Even if these things aren’t explicitly expected of you, they are ingrained in everyone’s minds. This often translates to women adopting a ‘sacrifice mentality’ for the greater good or to please people. Remember that you matter too. Ask yourself, ‘Why must I?’ when people expect you to do something that negatively impacts your life. Put yourself first and learn to say no. 

5. Know your worth

It’s important to know your worth because people are going to insist on making you feel less. Less of a good partner, less of a good friend, less of a good employee. Often, two people’s interests clash, or someone’s insecurity and ego make them act this way. 

It’s therefore important to know your skills, qualities, and strengths so that you can play your cards right. This will also ensure that you don’t seek validation from external sources, and make you less vulnerable to co-dependent relationships. 

Related: Impostor Syndrome and women: What is it and how to fight it?

6. Indulge in positive self-talk

You’re constantly in conversation with yourself and how you speak to yourself is important. If you’re constantly saying things like, ‘you know nothing’, ‘you’re so stupid’, ‘nobody likes you’, etc. Then you’re being a bully to yourself. 

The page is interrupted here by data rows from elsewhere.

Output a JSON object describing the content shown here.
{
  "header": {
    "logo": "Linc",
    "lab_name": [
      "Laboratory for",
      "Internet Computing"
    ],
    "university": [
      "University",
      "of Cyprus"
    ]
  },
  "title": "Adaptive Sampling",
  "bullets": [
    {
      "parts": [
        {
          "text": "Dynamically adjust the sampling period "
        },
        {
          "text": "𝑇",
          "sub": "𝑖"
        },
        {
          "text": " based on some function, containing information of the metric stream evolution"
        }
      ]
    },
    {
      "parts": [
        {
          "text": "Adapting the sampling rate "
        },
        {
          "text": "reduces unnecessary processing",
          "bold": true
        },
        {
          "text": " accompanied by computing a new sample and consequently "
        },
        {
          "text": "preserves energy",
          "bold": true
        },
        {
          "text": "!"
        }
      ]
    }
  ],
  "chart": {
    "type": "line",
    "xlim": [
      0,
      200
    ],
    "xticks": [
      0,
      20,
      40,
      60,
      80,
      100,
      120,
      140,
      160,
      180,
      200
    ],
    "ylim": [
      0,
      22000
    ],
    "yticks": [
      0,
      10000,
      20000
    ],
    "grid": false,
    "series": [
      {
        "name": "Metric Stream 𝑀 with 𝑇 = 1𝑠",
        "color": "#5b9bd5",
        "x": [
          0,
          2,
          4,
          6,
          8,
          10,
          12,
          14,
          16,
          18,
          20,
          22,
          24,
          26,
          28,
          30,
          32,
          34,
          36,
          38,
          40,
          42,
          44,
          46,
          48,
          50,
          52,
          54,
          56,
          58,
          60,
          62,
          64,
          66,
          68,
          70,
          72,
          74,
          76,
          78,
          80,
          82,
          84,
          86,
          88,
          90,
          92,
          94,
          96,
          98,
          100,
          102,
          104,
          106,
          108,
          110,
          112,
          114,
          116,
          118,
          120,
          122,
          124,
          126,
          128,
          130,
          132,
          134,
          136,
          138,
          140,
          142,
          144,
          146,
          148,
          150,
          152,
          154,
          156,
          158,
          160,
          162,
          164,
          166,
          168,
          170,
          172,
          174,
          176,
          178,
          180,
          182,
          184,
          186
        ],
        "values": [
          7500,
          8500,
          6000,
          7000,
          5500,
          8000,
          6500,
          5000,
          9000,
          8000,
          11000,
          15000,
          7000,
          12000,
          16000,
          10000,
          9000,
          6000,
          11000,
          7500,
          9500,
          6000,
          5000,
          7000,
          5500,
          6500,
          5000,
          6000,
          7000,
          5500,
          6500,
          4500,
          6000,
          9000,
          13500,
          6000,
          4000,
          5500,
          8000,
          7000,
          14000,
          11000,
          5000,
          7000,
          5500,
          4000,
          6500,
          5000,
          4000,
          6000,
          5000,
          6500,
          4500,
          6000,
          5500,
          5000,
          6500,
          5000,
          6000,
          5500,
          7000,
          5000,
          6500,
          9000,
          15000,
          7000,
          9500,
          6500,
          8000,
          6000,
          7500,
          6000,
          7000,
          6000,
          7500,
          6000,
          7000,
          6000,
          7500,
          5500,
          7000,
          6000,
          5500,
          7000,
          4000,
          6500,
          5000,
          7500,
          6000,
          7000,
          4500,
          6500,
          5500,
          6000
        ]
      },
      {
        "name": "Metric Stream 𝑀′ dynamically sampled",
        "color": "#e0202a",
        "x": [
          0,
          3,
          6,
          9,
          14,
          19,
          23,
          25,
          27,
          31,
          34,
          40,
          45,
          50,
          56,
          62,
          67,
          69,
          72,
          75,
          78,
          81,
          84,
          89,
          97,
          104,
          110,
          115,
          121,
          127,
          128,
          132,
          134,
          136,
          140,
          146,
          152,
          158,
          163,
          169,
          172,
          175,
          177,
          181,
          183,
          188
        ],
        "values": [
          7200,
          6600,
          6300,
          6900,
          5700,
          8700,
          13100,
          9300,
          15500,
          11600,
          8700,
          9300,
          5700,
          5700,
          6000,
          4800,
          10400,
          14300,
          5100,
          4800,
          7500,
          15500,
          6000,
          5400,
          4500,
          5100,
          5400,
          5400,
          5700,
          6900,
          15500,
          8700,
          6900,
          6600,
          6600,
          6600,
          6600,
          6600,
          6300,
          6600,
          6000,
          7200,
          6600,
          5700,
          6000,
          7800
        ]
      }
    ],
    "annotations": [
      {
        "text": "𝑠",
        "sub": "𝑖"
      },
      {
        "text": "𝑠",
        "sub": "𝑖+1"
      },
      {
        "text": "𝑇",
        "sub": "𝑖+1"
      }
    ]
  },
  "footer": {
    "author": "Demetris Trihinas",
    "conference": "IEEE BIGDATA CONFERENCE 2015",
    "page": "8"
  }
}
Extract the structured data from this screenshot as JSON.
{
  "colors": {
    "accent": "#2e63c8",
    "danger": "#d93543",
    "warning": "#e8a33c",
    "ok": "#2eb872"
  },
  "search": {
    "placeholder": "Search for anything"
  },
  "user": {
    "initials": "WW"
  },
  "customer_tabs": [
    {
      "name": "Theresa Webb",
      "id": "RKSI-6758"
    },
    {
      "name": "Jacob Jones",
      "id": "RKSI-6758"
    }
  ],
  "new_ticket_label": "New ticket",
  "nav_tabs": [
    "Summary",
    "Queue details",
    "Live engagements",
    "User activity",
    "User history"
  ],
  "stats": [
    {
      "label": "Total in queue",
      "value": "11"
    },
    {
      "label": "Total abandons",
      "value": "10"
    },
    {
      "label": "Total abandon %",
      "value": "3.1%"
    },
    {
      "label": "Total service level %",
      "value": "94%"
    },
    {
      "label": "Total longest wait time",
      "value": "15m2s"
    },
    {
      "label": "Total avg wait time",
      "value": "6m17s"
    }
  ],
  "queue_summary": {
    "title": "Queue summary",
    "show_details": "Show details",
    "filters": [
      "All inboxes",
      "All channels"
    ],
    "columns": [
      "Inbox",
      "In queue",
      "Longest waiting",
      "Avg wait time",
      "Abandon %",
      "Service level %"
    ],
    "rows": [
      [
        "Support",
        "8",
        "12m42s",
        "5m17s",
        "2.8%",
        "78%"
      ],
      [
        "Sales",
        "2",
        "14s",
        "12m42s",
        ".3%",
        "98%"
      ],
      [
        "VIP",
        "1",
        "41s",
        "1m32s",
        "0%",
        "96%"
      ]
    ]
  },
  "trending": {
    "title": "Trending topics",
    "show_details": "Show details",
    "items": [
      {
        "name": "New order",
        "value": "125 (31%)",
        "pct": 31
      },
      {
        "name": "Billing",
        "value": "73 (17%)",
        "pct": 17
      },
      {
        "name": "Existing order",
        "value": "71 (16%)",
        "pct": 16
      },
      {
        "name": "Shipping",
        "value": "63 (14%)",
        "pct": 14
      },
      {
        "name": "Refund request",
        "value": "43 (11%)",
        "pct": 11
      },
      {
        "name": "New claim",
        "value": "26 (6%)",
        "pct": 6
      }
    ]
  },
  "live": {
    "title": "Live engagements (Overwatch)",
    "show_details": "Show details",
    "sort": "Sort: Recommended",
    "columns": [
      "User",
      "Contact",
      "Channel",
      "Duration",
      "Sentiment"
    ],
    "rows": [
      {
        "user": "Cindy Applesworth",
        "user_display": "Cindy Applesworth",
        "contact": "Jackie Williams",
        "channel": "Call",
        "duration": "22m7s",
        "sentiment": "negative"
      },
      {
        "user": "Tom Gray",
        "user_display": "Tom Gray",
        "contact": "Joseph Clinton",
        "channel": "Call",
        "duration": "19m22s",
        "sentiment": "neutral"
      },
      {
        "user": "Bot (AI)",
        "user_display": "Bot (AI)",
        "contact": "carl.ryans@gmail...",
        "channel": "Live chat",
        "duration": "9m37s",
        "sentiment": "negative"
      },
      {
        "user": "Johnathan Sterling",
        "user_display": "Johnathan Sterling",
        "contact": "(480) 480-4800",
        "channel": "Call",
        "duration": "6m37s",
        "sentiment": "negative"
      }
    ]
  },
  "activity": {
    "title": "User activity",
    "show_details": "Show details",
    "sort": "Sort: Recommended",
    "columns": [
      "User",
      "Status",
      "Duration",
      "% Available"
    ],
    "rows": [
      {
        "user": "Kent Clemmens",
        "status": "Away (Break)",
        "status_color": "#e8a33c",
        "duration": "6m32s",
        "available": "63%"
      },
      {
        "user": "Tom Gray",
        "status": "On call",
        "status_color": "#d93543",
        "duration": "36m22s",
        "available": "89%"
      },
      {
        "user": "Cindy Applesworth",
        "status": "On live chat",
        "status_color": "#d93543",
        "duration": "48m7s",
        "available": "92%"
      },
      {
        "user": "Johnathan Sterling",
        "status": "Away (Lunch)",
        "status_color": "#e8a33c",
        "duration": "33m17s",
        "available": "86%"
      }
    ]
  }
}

It’s essential to monitor the way you talk to yourself and make a conscious effort to be positive. In the beginning, it may prove to be challenging, so you’ll have to be patient with yourself. But eventually, this will help you with your confidence, mindfulness, and inner peace. 

While these commitments are complementary, undertaking all of them together may not be possible. Start with the one you think you most certainly need at this point in your life and then build on it from there. Committing to even a few is a huge step towards self-awareness and self-care. Your body and mind are your forever soulmates; taking care of them lays the foundation for a healthy life. If you're experiencing anxiety or inexplicable sadness for a prolonged period, you can see a psychologist. A professional is best equipped to help you navigate through those feelings.